The Desert Sun talks about the Oscar-nominated
costume designs exhibited at the FIDM in Los Angeles:
“Never ever ever take your history from the movies,” [Kevin] Jones [(curator)] said.
“Especially your fashion history. There's rarely a time when they get it
right.”
For example, Jones offered “Jane Eyre” as an example
of a movie that accurately portrays the clothing of its setting, the
1840s. Costume designer Michael O'Connor, known for his extensive
research, learned the lining, the buttons and the stitching that would
have been used at that time. He even used an antique bonnet in one of
the looks.
But the book, Nick Verreos points out, is most likely set in the 1830s.
“The
director and the costume designer, they didn't like the clothes of the
1830s and felt it wasn't so flattering,” said Verreos, a FIDM spokesman.

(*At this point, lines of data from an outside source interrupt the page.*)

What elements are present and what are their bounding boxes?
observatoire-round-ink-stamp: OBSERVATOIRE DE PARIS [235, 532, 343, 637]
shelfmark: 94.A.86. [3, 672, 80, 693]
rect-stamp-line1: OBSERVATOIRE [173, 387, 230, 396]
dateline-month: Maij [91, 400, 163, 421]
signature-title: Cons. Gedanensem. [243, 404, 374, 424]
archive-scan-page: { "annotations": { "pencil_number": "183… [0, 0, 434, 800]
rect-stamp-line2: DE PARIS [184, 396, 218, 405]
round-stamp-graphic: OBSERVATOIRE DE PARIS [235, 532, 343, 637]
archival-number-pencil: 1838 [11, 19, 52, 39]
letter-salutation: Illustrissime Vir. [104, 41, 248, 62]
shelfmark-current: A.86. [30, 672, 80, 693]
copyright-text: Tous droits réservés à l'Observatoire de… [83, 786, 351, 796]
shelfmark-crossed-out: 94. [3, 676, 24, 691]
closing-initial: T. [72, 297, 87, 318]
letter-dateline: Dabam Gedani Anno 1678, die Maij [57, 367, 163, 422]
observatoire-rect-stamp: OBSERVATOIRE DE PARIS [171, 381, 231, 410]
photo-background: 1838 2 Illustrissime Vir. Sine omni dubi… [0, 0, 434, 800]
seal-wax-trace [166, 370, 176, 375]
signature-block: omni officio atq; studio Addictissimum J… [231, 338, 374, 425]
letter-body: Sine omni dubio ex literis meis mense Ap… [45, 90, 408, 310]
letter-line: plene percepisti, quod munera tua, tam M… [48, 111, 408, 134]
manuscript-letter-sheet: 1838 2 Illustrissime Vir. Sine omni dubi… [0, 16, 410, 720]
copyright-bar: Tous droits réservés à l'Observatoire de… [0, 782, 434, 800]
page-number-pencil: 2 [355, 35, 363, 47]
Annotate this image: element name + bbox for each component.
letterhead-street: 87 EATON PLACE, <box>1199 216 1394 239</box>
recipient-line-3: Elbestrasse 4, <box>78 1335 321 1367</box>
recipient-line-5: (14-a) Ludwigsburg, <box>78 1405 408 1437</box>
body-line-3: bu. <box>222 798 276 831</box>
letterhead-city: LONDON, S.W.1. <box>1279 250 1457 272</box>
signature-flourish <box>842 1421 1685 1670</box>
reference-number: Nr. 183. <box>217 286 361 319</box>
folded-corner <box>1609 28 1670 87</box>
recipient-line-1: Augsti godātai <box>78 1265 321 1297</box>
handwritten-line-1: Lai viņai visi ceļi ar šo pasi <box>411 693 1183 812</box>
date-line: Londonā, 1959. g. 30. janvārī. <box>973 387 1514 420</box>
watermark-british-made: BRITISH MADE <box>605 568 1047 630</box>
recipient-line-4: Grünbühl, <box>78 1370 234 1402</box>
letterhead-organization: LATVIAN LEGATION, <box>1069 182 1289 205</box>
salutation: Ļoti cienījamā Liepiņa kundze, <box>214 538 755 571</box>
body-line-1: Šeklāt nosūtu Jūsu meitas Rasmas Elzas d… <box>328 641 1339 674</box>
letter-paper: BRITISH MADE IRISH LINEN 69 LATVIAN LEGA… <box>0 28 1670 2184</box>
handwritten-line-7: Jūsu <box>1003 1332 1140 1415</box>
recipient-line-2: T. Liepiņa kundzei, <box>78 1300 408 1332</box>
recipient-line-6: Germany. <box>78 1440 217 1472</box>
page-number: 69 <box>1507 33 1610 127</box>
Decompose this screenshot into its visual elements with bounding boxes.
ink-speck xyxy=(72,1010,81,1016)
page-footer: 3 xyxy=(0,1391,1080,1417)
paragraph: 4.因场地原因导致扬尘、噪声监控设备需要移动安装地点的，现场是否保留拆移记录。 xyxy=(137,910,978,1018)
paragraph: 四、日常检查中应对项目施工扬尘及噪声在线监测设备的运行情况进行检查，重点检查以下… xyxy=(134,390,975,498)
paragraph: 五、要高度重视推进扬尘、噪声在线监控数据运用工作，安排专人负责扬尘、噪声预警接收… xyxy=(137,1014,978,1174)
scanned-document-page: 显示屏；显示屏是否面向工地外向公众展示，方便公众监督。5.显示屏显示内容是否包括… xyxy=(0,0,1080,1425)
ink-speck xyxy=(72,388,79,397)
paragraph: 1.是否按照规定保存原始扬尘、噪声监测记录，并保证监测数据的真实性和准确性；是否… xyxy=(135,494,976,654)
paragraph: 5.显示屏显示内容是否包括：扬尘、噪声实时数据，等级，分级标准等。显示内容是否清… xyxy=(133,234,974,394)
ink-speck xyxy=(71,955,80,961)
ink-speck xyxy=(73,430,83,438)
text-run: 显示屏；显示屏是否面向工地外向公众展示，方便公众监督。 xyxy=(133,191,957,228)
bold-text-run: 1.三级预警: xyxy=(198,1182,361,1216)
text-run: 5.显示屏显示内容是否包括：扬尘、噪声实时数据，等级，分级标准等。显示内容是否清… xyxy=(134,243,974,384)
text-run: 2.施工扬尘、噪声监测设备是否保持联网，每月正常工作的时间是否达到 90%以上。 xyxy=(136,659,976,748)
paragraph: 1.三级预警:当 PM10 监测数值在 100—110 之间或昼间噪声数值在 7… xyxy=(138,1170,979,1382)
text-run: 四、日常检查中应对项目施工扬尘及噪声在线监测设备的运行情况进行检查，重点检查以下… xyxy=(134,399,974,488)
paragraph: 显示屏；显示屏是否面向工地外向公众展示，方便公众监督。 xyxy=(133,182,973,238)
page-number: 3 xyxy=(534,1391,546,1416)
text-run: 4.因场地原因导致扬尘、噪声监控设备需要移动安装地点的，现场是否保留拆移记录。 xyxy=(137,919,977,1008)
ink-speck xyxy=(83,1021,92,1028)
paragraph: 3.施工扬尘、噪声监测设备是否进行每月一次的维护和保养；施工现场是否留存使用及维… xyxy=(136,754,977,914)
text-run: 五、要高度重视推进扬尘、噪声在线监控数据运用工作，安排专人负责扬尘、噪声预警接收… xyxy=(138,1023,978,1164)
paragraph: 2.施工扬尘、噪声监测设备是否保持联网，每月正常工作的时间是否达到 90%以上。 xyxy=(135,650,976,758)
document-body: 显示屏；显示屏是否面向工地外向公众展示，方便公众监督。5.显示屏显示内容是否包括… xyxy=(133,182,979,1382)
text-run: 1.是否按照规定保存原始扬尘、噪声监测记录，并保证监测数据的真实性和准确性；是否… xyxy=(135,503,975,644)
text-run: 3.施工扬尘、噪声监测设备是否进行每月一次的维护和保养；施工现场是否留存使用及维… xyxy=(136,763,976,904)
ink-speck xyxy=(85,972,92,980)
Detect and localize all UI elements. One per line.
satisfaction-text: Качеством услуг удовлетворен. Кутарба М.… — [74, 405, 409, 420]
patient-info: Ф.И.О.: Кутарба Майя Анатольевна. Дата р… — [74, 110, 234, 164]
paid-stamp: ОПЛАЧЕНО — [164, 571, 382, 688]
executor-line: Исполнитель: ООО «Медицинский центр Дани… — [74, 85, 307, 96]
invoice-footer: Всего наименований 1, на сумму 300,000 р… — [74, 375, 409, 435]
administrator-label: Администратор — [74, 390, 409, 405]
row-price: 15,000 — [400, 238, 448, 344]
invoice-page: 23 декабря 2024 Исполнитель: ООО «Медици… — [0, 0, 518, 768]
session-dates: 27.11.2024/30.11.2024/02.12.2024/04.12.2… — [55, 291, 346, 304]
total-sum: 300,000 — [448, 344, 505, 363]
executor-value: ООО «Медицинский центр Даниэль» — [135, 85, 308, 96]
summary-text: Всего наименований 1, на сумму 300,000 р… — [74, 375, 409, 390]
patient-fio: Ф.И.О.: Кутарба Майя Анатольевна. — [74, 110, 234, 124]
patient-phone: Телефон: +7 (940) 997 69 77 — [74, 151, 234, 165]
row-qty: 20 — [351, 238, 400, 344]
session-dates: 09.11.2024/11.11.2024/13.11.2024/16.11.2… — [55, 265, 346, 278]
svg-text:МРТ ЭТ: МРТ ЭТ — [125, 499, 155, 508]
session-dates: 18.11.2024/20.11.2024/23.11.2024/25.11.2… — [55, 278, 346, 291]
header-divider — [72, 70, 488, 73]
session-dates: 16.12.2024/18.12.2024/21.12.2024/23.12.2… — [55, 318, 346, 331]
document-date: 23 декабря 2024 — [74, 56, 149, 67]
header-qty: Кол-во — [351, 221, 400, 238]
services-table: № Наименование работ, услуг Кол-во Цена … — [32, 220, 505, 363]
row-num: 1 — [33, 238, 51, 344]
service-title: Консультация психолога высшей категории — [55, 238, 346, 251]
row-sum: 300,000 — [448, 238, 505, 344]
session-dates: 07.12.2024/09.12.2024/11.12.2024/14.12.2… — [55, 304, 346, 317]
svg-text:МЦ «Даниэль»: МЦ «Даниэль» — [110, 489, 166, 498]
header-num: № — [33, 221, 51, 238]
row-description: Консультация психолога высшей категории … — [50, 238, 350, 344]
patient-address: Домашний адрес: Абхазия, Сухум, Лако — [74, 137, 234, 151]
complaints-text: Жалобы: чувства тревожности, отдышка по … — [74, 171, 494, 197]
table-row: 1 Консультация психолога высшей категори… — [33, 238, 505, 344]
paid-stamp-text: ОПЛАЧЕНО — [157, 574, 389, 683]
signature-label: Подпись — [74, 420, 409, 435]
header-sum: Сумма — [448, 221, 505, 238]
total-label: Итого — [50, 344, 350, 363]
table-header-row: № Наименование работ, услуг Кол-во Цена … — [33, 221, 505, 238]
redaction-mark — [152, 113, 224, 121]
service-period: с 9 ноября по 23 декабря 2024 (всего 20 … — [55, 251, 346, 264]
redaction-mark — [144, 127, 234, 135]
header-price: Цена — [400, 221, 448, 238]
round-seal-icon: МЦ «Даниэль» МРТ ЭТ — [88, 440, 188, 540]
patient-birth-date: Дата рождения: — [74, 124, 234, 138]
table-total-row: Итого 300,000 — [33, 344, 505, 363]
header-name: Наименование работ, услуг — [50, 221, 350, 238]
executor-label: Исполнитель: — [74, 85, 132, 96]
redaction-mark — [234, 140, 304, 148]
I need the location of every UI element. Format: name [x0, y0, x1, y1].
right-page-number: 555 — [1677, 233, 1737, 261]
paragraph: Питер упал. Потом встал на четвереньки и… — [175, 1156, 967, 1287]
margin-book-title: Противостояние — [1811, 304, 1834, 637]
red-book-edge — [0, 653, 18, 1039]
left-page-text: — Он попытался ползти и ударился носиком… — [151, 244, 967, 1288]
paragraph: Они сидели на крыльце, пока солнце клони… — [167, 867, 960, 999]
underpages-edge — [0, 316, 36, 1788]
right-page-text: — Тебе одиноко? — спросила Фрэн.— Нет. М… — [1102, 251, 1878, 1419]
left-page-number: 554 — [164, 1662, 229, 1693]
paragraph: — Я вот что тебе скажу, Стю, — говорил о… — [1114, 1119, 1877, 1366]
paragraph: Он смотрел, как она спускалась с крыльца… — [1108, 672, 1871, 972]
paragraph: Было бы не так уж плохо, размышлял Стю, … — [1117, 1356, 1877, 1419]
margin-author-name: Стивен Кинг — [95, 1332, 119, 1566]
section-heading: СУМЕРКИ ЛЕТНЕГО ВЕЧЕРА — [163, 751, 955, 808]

“They said, ‘Let's do it taking place in the 1840s.'” (Sonya English)
The
Minneapolis Star-Tribune reviews Margot Livesey's
The Flight of Gemma Hardy:
Is it time for us to move away from Jane Austen and start rewriting Charlotte Brontë? If so, Margot Livesey has put her hat in the ring. "The Flight of Gemma Hardy" is not subtle about its provenance. Livesey prefaces her book with a "Dear Reader" letter that explains that her novel plays off "Jane Eyre" and Livesey's childhood.
She lets us know she is "writing back to Charlotte Brontë, recasting Jane's journey to fit my own courageous heroine and the possibilities of her time and place. And, like Brontë, I am, of course, stealing from my own life." (...)
But the oddest parallel Livesey constructs is her re-creation of rural Scotland in the 1960s as disturbingly similar to Brontë's England. Characters do a lot of walking from place to place, have governesses teach their children at home, and eke out meager livings delivering the mail or working as household managers. There is no popular culture, no television, no sex and only the barest trace of globalism. Occasionally someone drives a car or a woman wears pants, and you remember this novel takes place in the 20th century. Mostly, though, it seems to wander through ahistorical moors. (Anne Trubek)
In the
same newspaper we found this curious initiative at the James J. Hill Library, Minneapolis:
"Literary Speed Dating" -- where you discuss literature (or, probably, whatever you want) with prospective dates in two-minute conversations -- costs $10 and runs from 7 to 9 p.m. Wednesday. Register online here: www.startribune.com/a1029.
What will be your icebreaker? "Wuthering Heights"? The love poems of Rod McKuen? "Romeo and Juliet"? Choose wisely! Your future could be at stake.
The Canberra Times has an article about a tiresome question - what is and what is not chick-lit:
Part of the problem is that no one can agree on a definition of chick lit. Bridget Jones's Diary is generally cited as an early example, but Allison Pearson hit the roof when her novel about a working mother, I Don't Know How She Does It,
was assigned to the genre. The book's key ingredient – a sassy but
klutzy female protagonist, embroiled in comical misadventures – could
arguably be found in Jane Eyre, leaving any definition so elastic as to verge on meaningless. (Decca Aitkenhead)
The Independent (Ireland) has something to say about the status quo of chick-lit:
Does the arrival of men writing under the guise of female pseudonyms mean we've finally come full circle?
Or
is this some sort of inverse sexism at play, the opposite of what poor
Acton, Ellis and Currer Bell had to do to be taken seriously before they
had earned enough respect to emerge into the light as Anne, Charlotte
and Emily Brontë, a way for men to appeal to eager hordes of female
readers and sell some books?
The Dominion Post (New Zealand) interviews
Mojo Mathers, MP:
The best movie I have seen recently was Jane Eyre.
The Hollywood Reporter reports that
The Descendants won the USC Libraries Scripter Award (where Moira Buffini was nominated for
Jane Eyre 2011);
Broadway World announces that today, February 19, is the last performance of the Legacy Theatre production of the revised version of the
Gordon & Caird's Jane Eyre musical in Atlanta;
Online College Courses doesn't think that neither
Wuthering Heights or
Jane Eyre (and many others) should deserve the status of classics;
K.Sankar & Kiluvankadu posts some pictures of a Tamil (!) translation of
Wuthering Heights;
x-forgive-me-again-x (in French) posts about a novel by each Brontë sister;
Cooking Movies (in Italian) compares
Jane Eyre 2011 and
Jane Eyre 1996;
Cărţi dragi (in Romanian) posts about the Brontës.